Ask yourself what that does as n goes to infinity in case |z|<1, =1, >1. You might recall that $ nr^n\to 0 $ as $ n\to\infty $ if $ |r|<1 $. --Steve Bell
On Problem 1 from the practice problems I was thinking Liouville's theorem, but that is for a bounded entire function. I seem to vaguely recall this being shown with an analytic function which is bounded over a closed region, but I can't seem to find it in my notes. Anyone have this?--Rgilhamw 16:35, 14 November 2009 (UTC)

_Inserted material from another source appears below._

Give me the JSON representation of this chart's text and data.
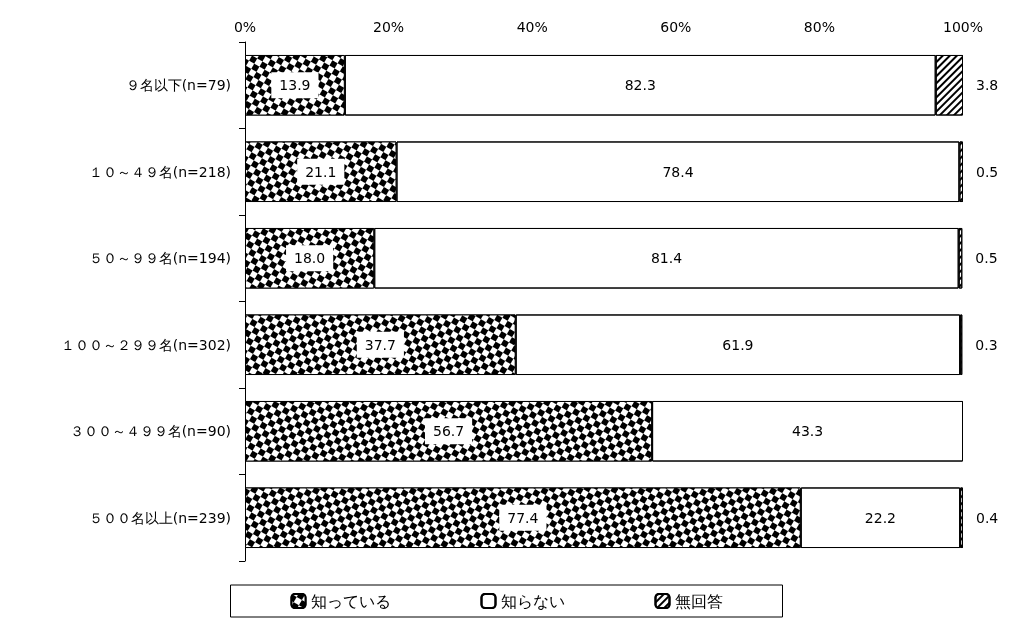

On 30 October we talked about this in class... Prof. Bell gave us a Theorem: If U is harmonic on domain $ \omega $ and vanishes on an open subset of $ \omega $ then $ U\equiv0 $. The proof was this: If U is harmonic, the $ F=U_x - iU_y $ is analytic. If $ U\equiv0 $ on $ D_r (z_o) $, a subset of $ \omega $, then $ F\equiv0 $ too. By the Identity Theorem, $ F\equiv0 $ on $ \omega $. So, $ \nabla U\equiv0 $ on $ \omega $ hence U is a constant. $ U(z_o) = 0 $, so the constant is 0.--Achurley 20:23, 15 November 2009 (UTC)